Re: [Caml-list] SMP multithreading

2010-11-16 Thread Eray Ozkural
On Wed, Nov 17, 2010 at 1:52 AM, Wolfgang Draxinger 
wdraxinger.maill...@draxit.de wrote:

 On Wed, 17 Nov 2010 01:04:54 +0200
 Eray Ozkural examach...@gmail.com wrote:

  [readworthy text]

 I'd like to point out how the big competitor to OCaml deals with it.
 The GHC Haskell system has SMP parallization built in for some time,
 and it does it quite well.


I think I tested the parallel features just once in the distant past,
something like that would be so useful for ocaml :) Explicit threading that
is suited to functional programming with a syntax independent of the actual
thread implementation. The par combinator looks like fun to use. Wishlist
item definitely :)

Cheers,

-- 
Eray Ozkural, PhD candidate.  Comp. Sci. Dept., Bilkent University, Ankara
http://groups.yahoo.com/group/ai-philosophy
http://myspace.com/arizanesil http://myspace.com/malfunct
___
Caml-list mailing list.

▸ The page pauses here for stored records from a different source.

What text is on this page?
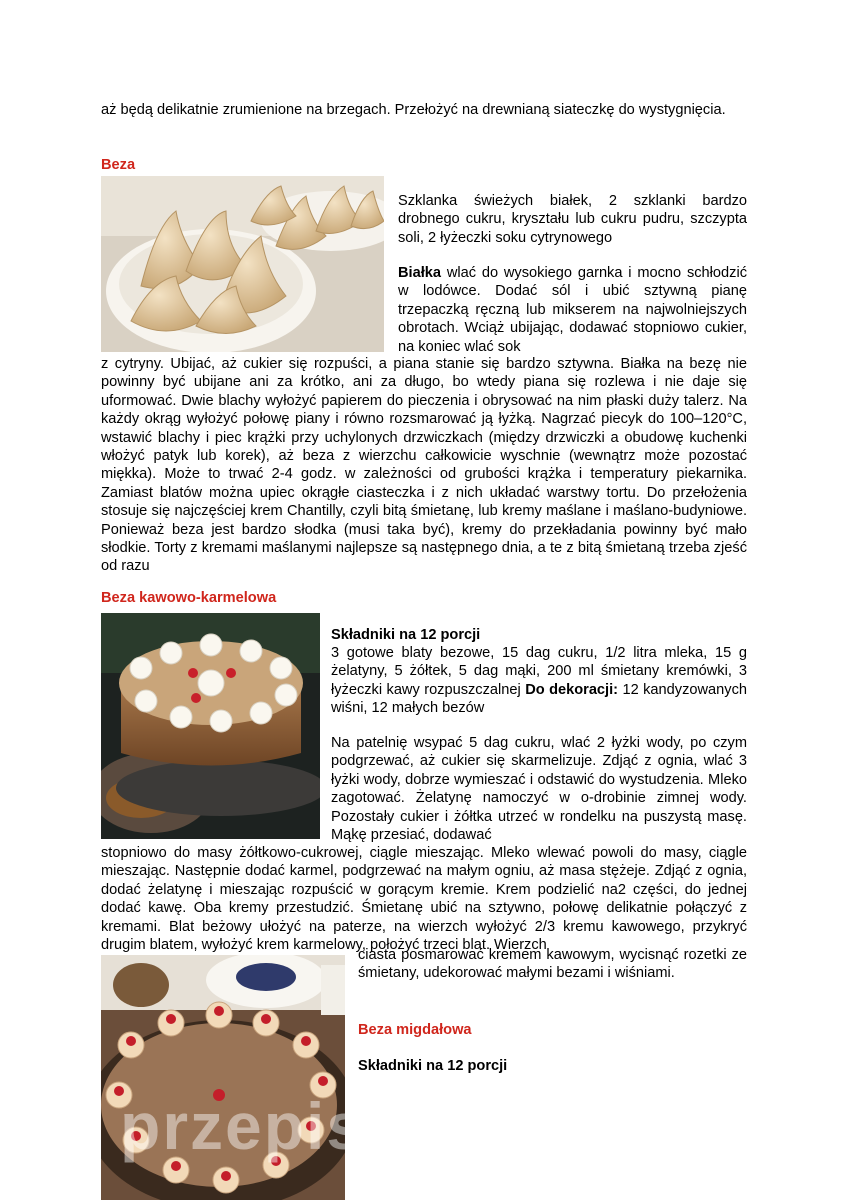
aż będą delikatnie zrumienione na brzegach. Przełożyć na drewnianą siateczkę do wystygnięcia.

Beza

Szklanka świeżych białek, 2 szklanki bardzo drobnego cukru, kryształu lub cukru pudru, szczypta soli, 2 łyżeczki soku cytrynowego

Białka wlać do wysokiego garnka i mocno schłodzić w lodówce. Dodać sól i ubić sztywną pianę trzepaczką ręczną lub mikserem na najwolniejszych obrotach. Wciąż ubijając, dodawać stopniowo cukier, na koniec wlać sok

z cytryny. Ubijać, aż cukier się rozpuści, a piana stanie się bardzo sztywna. Białka na bezę nie powinny być ubijane ani za krótko, ani za długo, bo wtedy piana się rozlewa i nie daje się uformować. Dwie blachy wyłożyć papierem do pieczenia i obrysować na nim płaski duży talerz. Na każdy okrąg wyłożyć połowę piany i równo rozsmarować ją łyżką. Nagrzać piecyk do 100–120°C, wstawić blachy i piec krążki przy uchylonych drzwiczkach (między drzwiczki a obudowę kuchenki włożyć patyk lub korek), aż beza z wierzchu całkowicie wyschnie (wewnątrz może pozostać miękka). Może to trwać 2-4 godz. w zależności od grubości krążka i temperatury piekarnika. Zamiast blatów można upiec okrągłe ciasteczka i z nich układać warstwy tortu. Do przełożenia stosuje się najczęściej krem Chantilly, czyli bitą śmietanę, lub kremy maślane i maślano-budyniowe. Ponieważ beza jest bardzo słodka (musi taka być), kremy do przekładania powinny być mało słodkie. Torty z kremami maślanymi najlepsze są następnego dnia, a te z bitą śmietaną trzeba zjeść od razu

Beza kawowo-karmelowa

Składniki na 12 porcji

3 gotowe blaty bezowe, 15 dag cukru, 1/2 litra mleka, 15 g żelatyny, 5 żółtek, 5 dag mąki, 200 ml śmietany kremówki, 3 łyżeczki kawy rozpuszczalnej Do dekoracji: 12 kandyzowanych wiśni, 12 małych bezów

Na patelnię wsypać 5 dag cukru, wlać 2 łyżki wody, po czym podgrzewać, aż cukier się skarmelizuje. Zdjąć z ognia, wlać 3 łyżki wody, dobrze wymieszać i odstawić do wystudzenia. Mleko zagotować. Żelatynę namoczyć w o-drobinie zimnej wody. Pozostały cukier i żółtka utrzeć w rondelku na puszystą masę. Mąkę przesiać, dodawać

stopniowo do masy żółtkowo-cukrowej, ciągle mieszając. Mleko wlewać powoli do masy, ciągle mieszając. Następnie dodać karmel, podgrzewać na małym ogniu, aż masa stężeje. Zdjąć z ognia, dodać żelatynę i mieszając rozpuścić w gorącym kremie. Krem podzielić na2 części, do jednej dodać kawę. Oba kremy przestudzić. Śmietanę ubić na sztywno, połowę delikatnie połączyć z kremami. Blat beżowy ułożyć na paterze, na wierzch wyłożyć 2/3 kremu kawowego, przykryć drugim blatem, wyłożyć krem karmelowy, położyć trzeci blat. Wierzch

ciasta posmarować kremem kawowym, wycisnąć rozetki ze śmietany, udekorować małymi bezami i wiśniami.

Beza migdałowa

Składniki na 12 porcji

przepisydomowe.pl
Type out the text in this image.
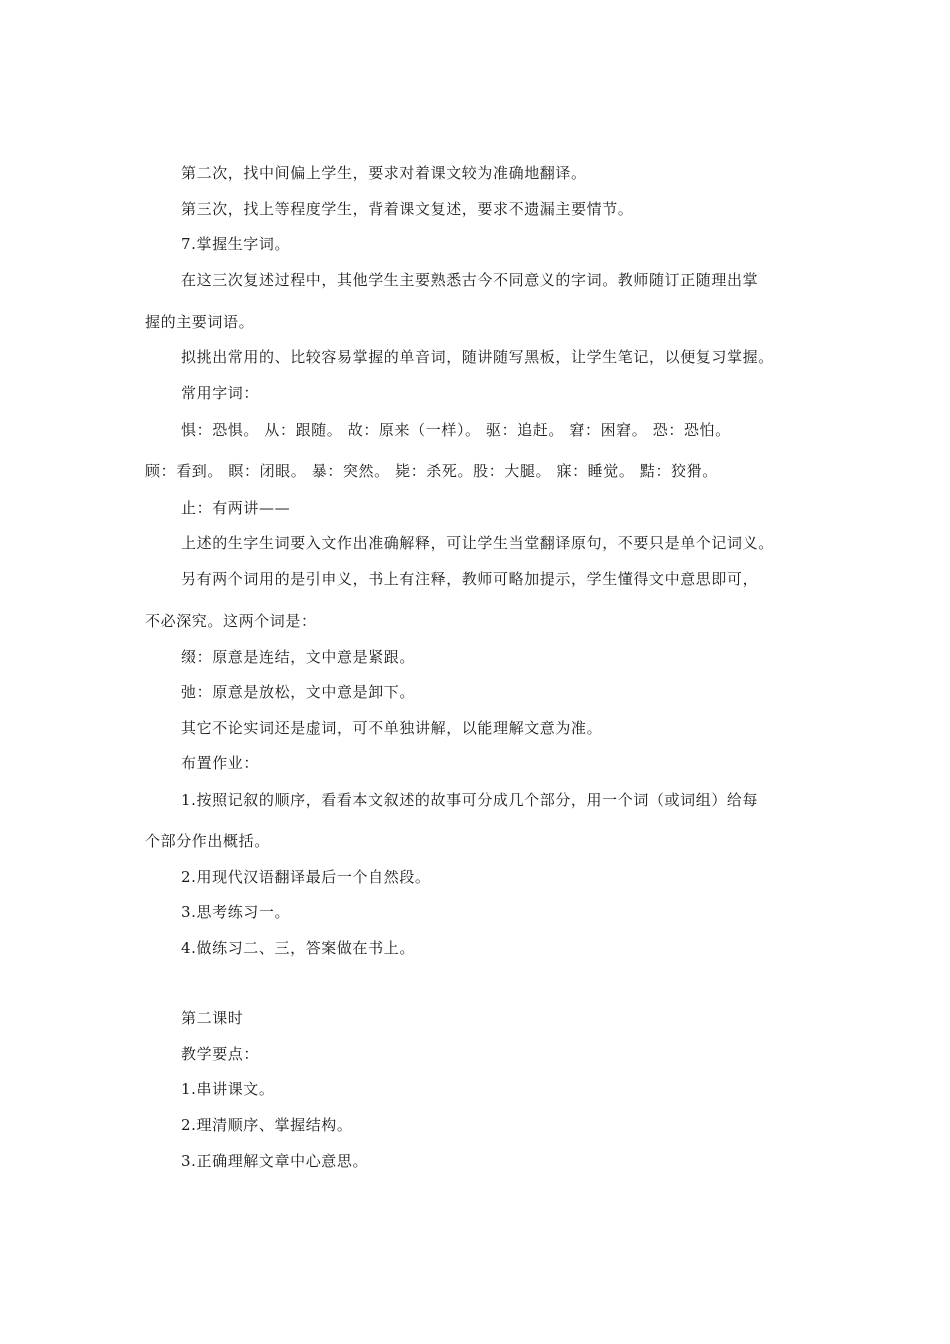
第二次，找中间偏上学生，要求对着课文较为准确地翻译。
第三次，找上等程度学生，背着课文复述，要求不遗漏主要情节。
7.掌握生字词。
在这三次复述过程中，其他学生主要熟悉古今不同意义的字词。教师随订正随理出掌
握的主要词语。
拟挑出常用的、比较容易掌握的单音词，随讲随写黑板，让学生笔记，以便复习掌握。
常用字词：
惧：恐惧。 从：跟随。 故：原来（一样）。 驱：追赶。 窘：困窘。 恐：恐怕。
顾：看到。 瞑：闭眼。 暴：突然。 毙：杀死。股：大腿。 寐：睡觉。 黠：狡猾。
止：有两讲——
上述的生字生词要入文作出准确解释，可让学生当堂翻译原句，不要只是单个记词义。
另有两个词用的是引申义，书上有注释，教师可略加提示，学生懂得文中意思即可，
不必深究。这两个词是：
缀：原意是连结，文中意是紧跟。
弛：原意是放松，文中意是卸下。
其它不论实词还是虚词，可不单独讲解，以能理解文意为准。
布置作业：
1.按照记叙的顺序，看看本文叙述的故事可分成几个部分，用一个词（或词组）给每
个部分作出概括。
2.用现代汉语翻译最后一个自然段。
3.思考练习一。
4.做练习二、三，答案做在书上。
第二课时
教学要点：
1.串讲课文。
2.理清顺序、掌握结构。
3.正确理解文章中心意思。
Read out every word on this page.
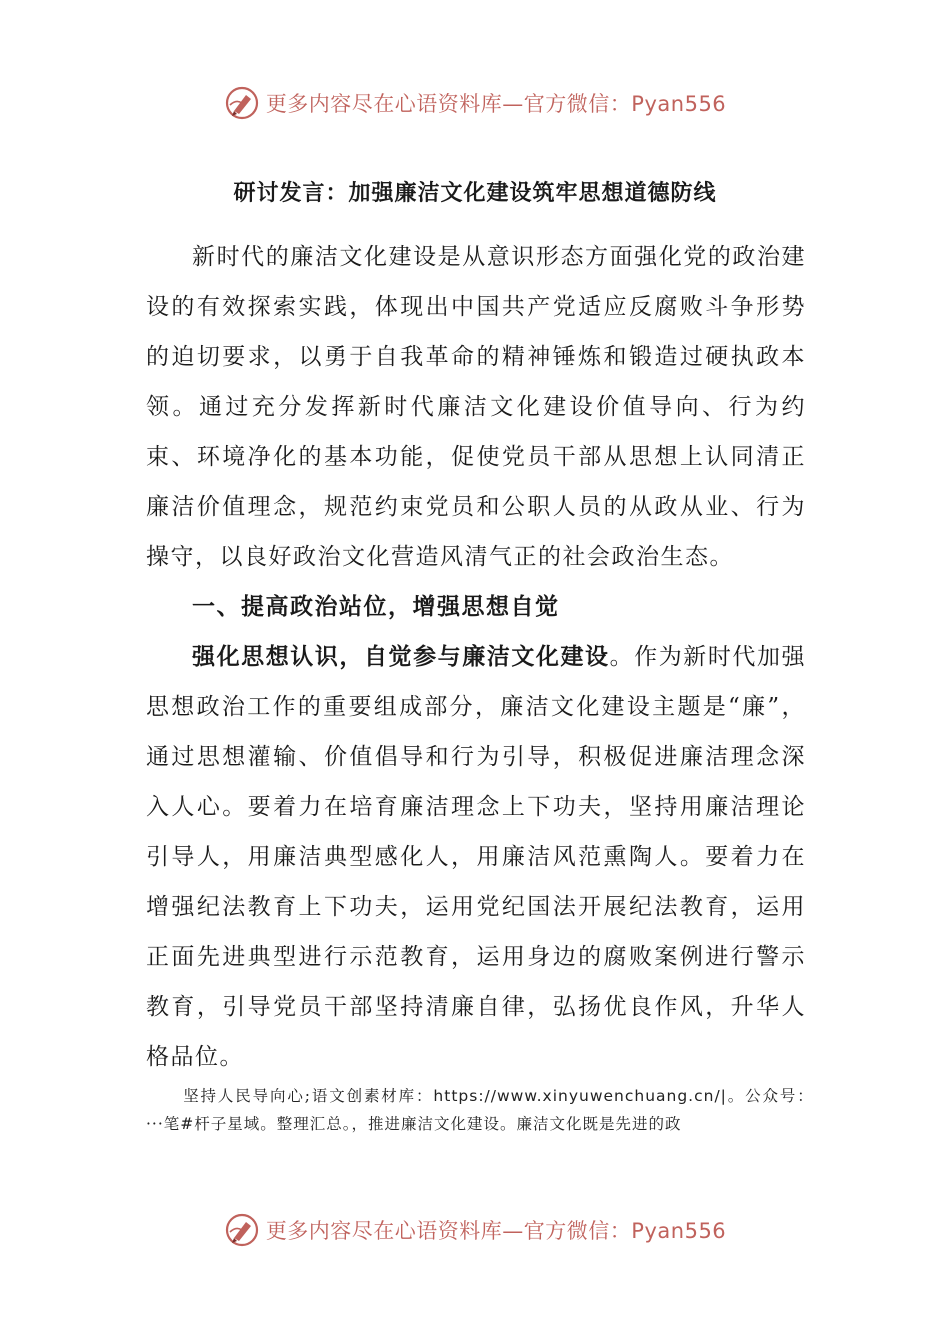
更多内容尽在心语资料库—官方微信：Pyan556
研讨发言：加强廉洁文化建设筑牢思想道德防线

新时代的廉洁文化建设是从意识形态方面强化党的政治建设的有效探索实践，体现出中国共产党适应反腐败斗争形势的迫切要求，以勇于自我革命的精神锤炼和锻造过硬执政本领。通过充分发挥新时代廉洁文化建设价值导向、行为约束、环境净化的基本功能，促使党员干部从思想上认同清正廉洁价值理念，规范约束党员和公职人员的从政从业、行为操守，以良好政治文化营造风清气正的社会政治生态。

一、提高政治站位，增强思想自觉

强化思想认识，自觉参与廉洁文化建设。作为新时代加强思想政治工作的重要组成部分，廉洁文化建设主题是“廉”，通过思想灌输、价值倡导和行为引导，积极促进廉洁理念深入人心。要着力在培育廉洁理念上下功夫，坚持用廉洁理论引导人，用廉洁典型感化人，用廉洁风范熏陶人。要着力在增强纪法教育上下功夫，运用党纪国法开展纪法教育，运用正面先进典型进行示范教育，运用身边的腐败案例进行警示教育，引导党员干部坚持清廉自律，弘扬优良作风，升华人格品位。

坚持人民导向心;语文创素材库：https://www.xinyuwenchuang.cn/|。公众号：···笔#杆子星域。整理汇总。，推进廉洁文化建设。廉洁文化既是先进的政

更多内容尽在心语资料库—官方微信：Pyan556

Subscription management:
http://yquem.inria.fr/cgi-bin/mailman/listinfo/caml-list
Archives: http://caml.inria.fr
Beginner's list: http://groups.yahoo.com/group/ocaml_beginners
Bug reports: http://caml.inria.fr/bin/caml-bugs


RE: [Caml-list] SMP multithreading

2010-11-16 Thread Jon Harrop
Wolfgang wrote:
 I'd like to point out how the big competitor to OCaml deals with it.
 The GHC Haskell system has SMP parallization built in for some time,
 and it does it quite well.

I beg to differ. Upon trying to reproduce many of the Haskell community's
results, I found that even their own parallel Haskell programs often exhibit
huge slowdowns. This is because Haskell's unpredictable performance leads to
unpredictable granularity and, consequently, more time can be spent
administering the tiny parallel computations than is gained by doing so.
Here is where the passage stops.